In the face of climate change, the European Spruce Bark Beetle (Ips typographus) breeding predominantly in Norway spruce (Picea abies) led to exceptional amounts of damaged timber in European forests. Up to now, if pest control is applied, damaged or weakened P. abies trees are either extracted by salvage logging or, when quantities are low, made unsuitable for breeding by manual debarking techniques. Both pest control interventions are costly, are often limited by the short timeframe of effectiveness and come with negative impacts on the non-target biodiversity. As alternatives for timely removal, a debarking head for harvesters for large scale disturbances and a bark gouging device for motor-manual treatment have been developed in recent years to make breeding material unsuitable for bark beetles and reduce existing larvae. Based on data from an experimental design with infested Norway spruce logs, we show that the harvester debarking head and the motor-manual bark gouging regulate I. typographus populations efficiently, whereas a conventional harvester did not reduce the emerging bark beetles. Species assemblages of non-target beetles living in the infested Norway spruce logs were altered from the natural species assemblages in control logs by processing logs with the debarking head or the bark gouging device but not by the conventional harvester. None of the bark treatments reduced non-target beetle species richness in this experiment. We endorse the debarking head and bark gouging as alternatives to salvage logging and manual debarking. This uncouples pest control from in-time dependencies on the availability of transport capacities. Further, the debarking head and bark gouging open up the opportunity to retain dead wood biomass in the forest, supporting ecological benefits and conservation goals. Particularly for protected areas these two new management option better balance requirements of pest control and biodiversity conservation.

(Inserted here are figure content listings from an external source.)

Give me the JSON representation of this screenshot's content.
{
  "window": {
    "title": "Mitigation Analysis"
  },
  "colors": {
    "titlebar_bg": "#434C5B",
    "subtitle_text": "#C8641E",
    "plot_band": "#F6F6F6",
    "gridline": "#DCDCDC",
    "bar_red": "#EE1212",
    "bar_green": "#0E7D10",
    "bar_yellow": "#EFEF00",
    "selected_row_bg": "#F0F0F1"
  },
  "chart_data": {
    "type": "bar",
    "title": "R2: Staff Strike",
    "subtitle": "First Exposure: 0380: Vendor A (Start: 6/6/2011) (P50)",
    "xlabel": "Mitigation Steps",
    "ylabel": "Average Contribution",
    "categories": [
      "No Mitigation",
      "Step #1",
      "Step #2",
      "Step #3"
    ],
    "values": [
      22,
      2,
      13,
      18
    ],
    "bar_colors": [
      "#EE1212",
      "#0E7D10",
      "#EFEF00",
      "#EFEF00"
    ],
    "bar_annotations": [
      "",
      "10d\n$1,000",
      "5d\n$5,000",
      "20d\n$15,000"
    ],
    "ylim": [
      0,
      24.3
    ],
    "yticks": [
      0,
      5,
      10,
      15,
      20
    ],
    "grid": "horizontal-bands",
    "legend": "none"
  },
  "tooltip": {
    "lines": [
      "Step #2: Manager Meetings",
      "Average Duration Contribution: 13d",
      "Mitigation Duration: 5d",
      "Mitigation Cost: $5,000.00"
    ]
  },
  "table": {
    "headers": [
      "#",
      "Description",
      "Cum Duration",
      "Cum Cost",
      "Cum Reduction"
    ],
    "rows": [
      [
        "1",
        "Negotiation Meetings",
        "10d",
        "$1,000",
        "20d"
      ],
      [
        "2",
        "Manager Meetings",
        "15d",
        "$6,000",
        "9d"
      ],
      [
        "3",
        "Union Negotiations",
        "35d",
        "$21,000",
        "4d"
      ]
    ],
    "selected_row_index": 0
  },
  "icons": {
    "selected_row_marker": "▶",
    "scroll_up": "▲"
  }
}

The study was conducted in the buffer zone of the Bavarian Forest National Park, where active bark beetle interventions are implemented (N 49° 5' 13'' E 13° 14' 0''). Forest stands in this area are dominated by P. abies and have experienced extensive I. typographus outbreaks in the past. Sixteen P. abies trees of similar size, age and with signs of early colonization (white larval stage without teneral beetles) by I. typographus were felled in June 2020. All trees met the criteria for removal of the regulations for the buffer zone management and were randomly assigned in groups of four trees to each of the treatments, to account for potential differences in colonization densities between trees. The control trees were felled without any further bark manipulation. After felling, delimbing, and cutting into sections, the second group was treated with the bark gouging device attached on a conventional chainsaw (“Streifenmesser Nationalpark Bayerischer Wald”, EDER Maschinenbau GmbH, Wolfenbüttel, Lower Saxony, Germany). Another group of four trees was felled and processed with a harvester fitted with a conventional aggregate, representing the effect to logs from salvage logging and extraction operations. The last group was debarked using a John Deere 1270 G 8-wheel harvester in combination with a H 480 C debarking head, refitted with 4 debarking rolls and a Eucalyptus measuring wheel.The bark was completely removed by passing over the logs multiple times.

From each log, three segments, measuring 70 cm, were cut out at random locations to account for differences of colonization densities within the logs. Then, the 48 segments (12 per treatment) were placed in rearing barrels to collect abundances of all emerging arthropods from June until October 2020. All beetle species were separated from other arthropods and identified to species level by taxonomic expert Andreas Weigel.